Everybody copes with stress in his or her own way. Some people focus on solving the problem that causes stress, while others alleviate stress by venting and sharing their feelings. Previous research has studied problem-focused and emotion-focused strategies at length. Avoidant coping, characterized by using denial or detachment as a method of avoiding the stressful feelings, has also been examined in great detail. But until now, few studies have looked at how coping profiles, combinations of coping techniques, affect psychological distress, and more specifically, stress, anxiety, and depression. Chris A. Eisenbarth of the Department of Health Promotion and Human Performance at Weber State University in Utah decided to explore how combinations of coping strategies worked to effect distress.

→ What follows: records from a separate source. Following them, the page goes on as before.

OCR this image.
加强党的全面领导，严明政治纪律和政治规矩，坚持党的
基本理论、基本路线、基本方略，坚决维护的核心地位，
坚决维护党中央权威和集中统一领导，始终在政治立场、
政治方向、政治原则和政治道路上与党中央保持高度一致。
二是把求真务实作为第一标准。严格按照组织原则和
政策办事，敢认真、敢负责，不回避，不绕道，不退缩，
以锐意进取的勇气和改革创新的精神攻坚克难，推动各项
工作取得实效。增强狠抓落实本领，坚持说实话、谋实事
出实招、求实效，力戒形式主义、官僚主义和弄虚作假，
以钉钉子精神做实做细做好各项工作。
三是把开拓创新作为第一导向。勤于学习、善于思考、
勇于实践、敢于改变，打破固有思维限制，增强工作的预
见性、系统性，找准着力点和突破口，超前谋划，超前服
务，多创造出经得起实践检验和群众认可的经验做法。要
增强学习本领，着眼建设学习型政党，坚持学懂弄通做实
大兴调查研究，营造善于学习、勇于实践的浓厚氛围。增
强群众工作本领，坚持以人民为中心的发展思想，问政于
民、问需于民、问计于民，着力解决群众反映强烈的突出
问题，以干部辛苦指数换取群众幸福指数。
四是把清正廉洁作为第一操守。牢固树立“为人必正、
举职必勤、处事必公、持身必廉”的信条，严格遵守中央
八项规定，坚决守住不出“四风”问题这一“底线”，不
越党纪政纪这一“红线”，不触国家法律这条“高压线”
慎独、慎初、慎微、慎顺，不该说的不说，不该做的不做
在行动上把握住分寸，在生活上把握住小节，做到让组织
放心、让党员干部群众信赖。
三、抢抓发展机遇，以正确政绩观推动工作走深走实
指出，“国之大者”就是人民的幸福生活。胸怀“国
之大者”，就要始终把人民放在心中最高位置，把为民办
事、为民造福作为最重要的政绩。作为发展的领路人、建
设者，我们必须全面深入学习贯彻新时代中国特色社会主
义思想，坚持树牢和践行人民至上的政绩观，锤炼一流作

In a sample of 349 young adult college students, Eisenbarth studied which coping methods were used most often, used least often, and which were used in conjunction with one another to achieve the largest decreases in distress. He also examined the level of help-seeking that the students sought and how it related to outcome. Eisenbarth used cluster analysis to reveal several unique coping profiles. Participants who focused on emotional and problem solving with low avoidance and moderate help seeking behaviors had the lowest levels of distress. “Conversely, students with high avoidance coping, moderate support seeking, and low levels of problem- and emotion-focused coping reported the highest levels of psychological distress,” said Eisenbarth.
These findings demonstrate that coping strategies are not exclusive of one another, but rather, work in concert to alleviate or exacerbate stress. For example, people who are less stressed after venting about an issue may be able to think more clearly about how to resolve, or solve, the problem that causes the stress. In the same way, focusing on the solution may lessen the perceived threat attached to the stressor, and allow for more emotional coping. Eisenbarth also noticed that help-seeking was very beneficial when it was used in moderation and when other adaptive techniques were being employed. Eisenbarth hopes that this research can be used to enhance interventions designed to reduce maladaptive coping strategies such as avoidance, and that these results will help inform clinicians that a combination of positive coping methods may be a viable option for clients struggling with psychological distress.
Eisenbarth, Chris. Coping profiles and psychological distress: A cluster analysis. North American Journal of Psychology 14.3 (2012): 485-96. Print.